Regardless of trial-and-error progress, it’s satisfying to solve a puzzle without any help. The planet is a living and breathing world – it feels alive with alien birds, leeches, and dangling tentacles – so many of Lester’s actions have an impact on the environment. Your rechargeable gun has three modes, from a quick tap of laser fire, to casting a shield, and a powerful mega shot that clears blocked routes. The way that you approach an enemy influences their actions, so the cause and consequence mechanics also apply to conflict. Therefore, while you wait for Lester’s gun to recharge, it’s possible to defeat an enemy with their own grenade, or by using a fixture in the backdrop. For wave attacks it’s crucial to master quickly building a temporary shield, which necessitates that you learn how to reach Lester’s gun arm through it, so you don’t waste shots by blasting your own protective buffer. There is a slight element of patience required early on in protecting and guiding Buddy, which acts as a precursor to the idea of rescuing Mudokons in the first Oddworld title, but your alien companion proves to be invaluable later in the game.

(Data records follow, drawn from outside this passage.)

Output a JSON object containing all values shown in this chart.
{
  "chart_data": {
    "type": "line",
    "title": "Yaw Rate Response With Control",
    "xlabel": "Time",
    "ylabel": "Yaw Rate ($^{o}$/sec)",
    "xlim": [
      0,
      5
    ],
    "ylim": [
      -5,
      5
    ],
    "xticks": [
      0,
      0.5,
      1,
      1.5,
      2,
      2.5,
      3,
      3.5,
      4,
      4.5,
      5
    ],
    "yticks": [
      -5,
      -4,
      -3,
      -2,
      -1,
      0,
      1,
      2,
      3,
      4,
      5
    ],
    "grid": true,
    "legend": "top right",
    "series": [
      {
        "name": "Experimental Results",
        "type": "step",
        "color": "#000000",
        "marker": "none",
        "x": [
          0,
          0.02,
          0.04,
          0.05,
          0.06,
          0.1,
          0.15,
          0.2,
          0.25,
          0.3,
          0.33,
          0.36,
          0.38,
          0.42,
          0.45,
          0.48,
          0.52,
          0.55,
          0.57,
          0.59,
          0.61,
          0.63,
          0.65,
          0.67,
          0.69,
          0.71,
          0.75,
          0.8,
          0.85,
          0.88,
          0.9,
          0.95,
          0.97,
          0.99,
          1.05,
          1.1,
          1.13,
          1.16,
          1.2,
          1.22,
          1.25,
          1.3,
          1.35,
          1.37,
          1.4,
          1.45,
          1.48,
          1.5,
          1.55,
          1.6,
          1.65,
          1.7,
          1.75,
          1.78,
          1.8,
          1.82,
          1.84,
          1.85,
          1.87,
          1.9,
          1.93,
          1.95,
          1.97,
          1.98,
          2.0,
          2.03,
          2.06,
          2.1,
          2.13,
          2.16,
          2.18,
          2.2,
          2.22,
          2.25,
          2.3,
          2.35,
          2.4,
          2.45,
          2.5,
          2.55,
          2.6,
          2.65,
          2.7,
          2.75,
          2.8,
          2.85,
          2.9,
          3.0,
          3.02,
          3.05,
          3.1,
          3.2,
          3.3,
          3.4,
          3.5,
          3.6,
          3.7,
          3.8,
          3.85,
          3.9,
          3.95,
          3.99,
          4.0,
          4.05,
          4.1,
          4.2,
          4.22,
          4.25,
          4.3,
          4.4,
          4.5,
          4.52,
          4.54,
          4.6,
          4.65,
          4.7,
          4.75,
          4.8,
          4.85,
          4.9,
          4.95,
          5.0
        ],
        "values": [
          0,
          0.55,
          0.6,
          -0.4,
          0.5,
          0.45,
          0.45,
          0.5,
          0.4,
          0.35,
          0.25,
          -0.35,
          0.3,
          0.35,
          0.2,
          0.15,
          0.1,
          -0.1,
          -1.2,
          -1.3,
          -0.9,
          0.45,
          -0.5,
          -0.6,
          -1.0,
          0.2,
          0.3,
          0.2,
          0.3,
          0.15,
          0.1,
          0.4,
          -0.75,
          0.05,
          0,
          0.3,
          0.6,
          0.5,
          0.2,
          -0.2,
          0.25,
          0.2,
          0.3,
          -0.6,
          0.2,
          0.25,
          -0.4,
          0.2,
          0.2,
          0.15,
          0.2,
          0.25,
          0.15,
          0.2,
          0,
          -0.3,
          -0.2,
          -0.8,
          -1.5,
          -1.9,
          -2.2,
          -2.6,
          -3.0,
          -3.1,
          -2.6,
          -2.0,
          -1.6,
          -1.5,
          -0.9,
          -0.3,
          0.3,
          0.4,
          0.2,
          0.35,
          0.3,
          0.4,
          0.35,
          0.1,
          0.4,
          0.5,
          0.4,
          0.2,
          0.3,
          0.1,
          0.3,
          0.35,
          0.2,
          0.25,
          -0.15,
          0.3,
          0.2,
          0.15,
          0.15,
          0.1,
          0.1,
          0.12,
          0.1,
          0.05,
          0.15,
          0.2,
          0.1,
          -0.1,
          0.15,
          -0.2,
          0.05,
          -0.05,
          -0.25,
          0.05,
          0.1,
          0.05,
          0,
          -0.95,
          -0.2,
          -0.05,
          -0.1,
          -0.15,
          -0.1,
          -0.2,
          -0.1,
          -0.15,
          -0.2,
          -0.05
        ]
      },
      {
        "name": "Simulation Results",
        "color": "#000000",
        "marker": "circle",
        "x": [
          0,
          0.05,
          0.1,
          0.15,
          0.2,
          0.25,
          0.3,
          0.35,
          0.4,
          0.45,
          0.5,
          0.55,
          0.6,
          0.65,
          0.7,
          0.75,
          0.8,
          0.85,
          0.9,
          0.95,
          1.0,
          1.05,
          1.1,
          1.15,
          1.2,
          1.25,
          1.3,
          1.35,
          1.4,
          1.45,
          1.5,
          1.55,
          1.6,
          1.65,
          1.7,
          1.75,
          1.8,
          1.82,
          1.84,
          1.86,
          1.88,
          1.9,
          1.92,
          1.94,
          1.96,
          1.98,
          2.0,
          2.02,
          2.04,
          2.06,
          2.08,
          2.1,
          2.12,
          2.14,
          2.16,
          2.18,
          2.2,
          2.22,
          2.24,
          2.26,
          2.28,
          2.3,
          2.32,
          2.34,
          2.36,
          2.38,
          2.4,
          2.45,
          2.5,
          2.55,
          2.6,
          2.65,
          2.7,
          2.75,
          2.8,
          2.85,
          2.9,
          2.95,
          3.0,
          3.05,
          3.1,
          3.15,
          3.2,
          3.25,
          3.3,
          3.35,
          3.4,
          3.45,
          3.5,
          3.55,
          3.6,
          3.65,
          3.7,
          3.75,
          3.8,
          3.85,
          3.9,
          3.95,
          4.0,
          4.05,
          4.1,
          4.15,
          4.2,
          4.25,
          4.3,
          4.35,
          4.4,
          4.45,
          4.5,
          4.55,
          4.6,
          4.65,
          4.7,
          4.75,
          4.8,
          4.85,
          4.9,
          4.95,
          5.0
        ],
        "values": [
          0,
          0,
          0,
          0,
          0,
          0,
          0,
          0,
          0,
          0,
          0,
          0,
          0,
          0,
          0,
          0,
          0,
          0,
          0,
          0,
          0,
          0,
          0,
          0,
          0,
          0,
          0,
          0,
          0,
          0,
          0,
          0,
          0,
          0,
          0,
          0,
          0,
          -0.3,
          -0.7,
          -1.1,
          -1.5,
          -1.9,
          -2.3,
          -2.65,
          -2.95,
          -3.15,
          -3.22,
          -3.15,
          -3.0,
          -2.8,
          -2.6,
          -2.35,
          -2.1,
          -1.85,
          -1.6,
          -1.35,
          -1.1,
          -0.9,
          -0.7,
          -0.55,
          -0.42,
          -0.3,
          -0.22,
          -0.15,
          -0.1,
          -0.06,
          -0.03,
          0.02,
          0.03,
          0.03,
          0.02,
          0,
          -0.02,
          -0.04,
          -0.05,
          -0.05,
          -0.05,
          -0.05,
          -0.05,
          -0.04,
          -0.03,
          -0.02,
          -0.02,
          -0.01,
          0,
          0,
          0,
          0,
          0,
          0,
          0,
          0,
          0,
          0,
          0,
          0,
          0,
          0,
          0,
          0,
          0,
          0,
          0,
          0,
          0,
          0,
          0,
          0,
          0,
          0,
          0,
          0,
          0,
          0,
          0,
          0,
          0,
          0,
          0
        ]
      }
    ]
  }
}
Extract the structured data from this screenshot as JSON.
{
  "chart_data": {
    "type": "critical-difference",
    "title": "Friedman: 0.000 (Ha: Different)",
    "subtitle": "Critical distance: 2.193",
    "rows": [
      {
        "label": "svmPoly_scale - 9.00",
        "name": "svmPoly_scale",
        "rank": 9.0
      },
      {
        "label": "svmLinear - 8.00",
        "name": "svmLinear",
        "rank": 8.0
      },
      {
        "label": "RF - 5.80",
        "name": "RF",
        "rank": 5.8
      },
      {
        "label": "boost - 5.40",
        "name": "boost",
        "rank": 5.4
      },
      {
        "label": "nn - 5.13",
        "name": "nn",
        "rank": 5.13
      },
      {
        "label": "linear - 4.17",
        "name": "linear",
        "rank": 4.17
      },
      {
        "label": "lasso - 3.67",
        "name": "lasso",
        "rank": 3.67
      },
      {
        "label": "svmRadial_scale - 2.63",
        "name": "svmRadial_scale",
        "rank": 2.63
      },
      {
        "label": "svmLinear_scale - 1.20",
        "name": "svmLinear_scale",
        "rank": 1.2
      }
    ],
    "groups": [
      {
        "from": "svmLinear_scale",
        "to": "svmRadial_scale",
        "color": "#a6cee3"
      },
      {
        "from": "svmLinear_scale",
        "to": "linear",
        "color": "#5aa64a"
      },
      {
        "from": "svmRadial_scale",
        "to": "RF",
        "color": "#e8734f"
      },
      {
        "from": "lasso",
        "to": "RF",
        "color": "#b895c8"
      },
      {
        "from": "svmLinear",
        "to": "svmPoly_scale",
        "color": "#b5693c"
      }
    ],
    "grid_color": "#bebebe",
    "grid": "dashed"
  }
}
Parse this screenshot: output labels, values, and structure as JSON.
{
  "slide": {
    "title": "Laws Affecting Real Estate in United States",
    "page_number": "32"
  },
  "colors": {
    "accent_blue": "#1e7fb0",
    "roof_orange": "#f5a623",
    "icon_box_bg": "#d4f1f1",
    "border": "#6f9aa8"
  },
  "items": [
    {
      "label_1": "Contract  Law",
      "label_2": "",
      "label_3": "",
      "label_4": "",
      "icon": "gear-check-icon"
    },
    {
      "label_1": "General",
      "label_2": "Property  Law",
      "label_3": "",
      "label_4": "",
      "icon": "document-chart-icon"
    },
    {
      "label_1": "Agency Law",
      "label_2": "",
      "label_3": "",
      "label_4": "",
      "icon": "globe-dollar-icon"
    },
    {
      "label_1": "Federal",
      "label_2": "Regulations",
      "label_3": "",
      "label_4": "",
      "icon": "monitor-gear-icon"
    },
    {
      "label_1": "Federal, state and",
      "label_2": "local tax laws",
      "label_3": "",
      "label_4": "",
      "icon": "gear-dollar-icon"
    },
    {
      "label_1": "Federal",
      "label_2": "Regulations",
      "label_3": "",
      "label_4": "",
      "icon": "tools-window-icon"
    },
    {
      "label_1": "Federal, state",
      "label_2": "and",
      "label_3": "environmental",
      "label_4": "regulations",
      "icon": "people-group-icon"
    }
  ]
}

The 20th Anniversary Edition is slightly more forgiving by including additional checkpoints, and you can replay any of the 31 scenes once you’ve beaten them. The 31 checkpoints include the introduction and ending cut-scenes, and the conclusion is worth seeing for a surprise that links to the Heart of the Alien sequel. Considering that it’s a short game, it’s advisable that you don’t consult a walkthrough, because it’s possible to complete your first play attempt in under four hours. Another World is a linear action-adventure, it follows a set-path route as opposed to a sprawling Metroidvania, although you can lose an hour by confusing the checkpoint system if you try to skip the caves section by initiating a flood too early.

It’s apt that it has Trophies called Survivor and Determination, although there’s no platinum, but you’ll easily find all 13 trophies with the exception of the Secret UFO. Another World is a more respectful, faithful, and authentic port than the 2013 Flashback remake. Once the game is beat, it feels empowering to start it afresh, because the urge to surpass your completion time is strong. It’s gratifying to rush past previously perplexing puzzles, since a second play-through will take less than 45 minutes if you are tempted to use the cross-buy option of replaying it on the move using a PlayStation Vita.

Conclusion

Eric Chahi's 1991 vision of replicating the essence of a science fiction film in a cinematic platform game is worthy of cult status, and it's faithfully recreated on the PS4. The otherworldly soundtrack, and the ability to seamlessly swap between classic and crisp overhauled visuals, are both highlights in this re-mastered presentation. Contentiously, rotoscoping animation techniques could prove divisive, because they slow down the response times of the controls. Moreover, trial-and-error gameplay, and perpetual one-hit kills, may alienate less patient gamers. Another World is a short game, but it has replay value after you survive its strange retro world, and earn the perk of hindsight for a speed run.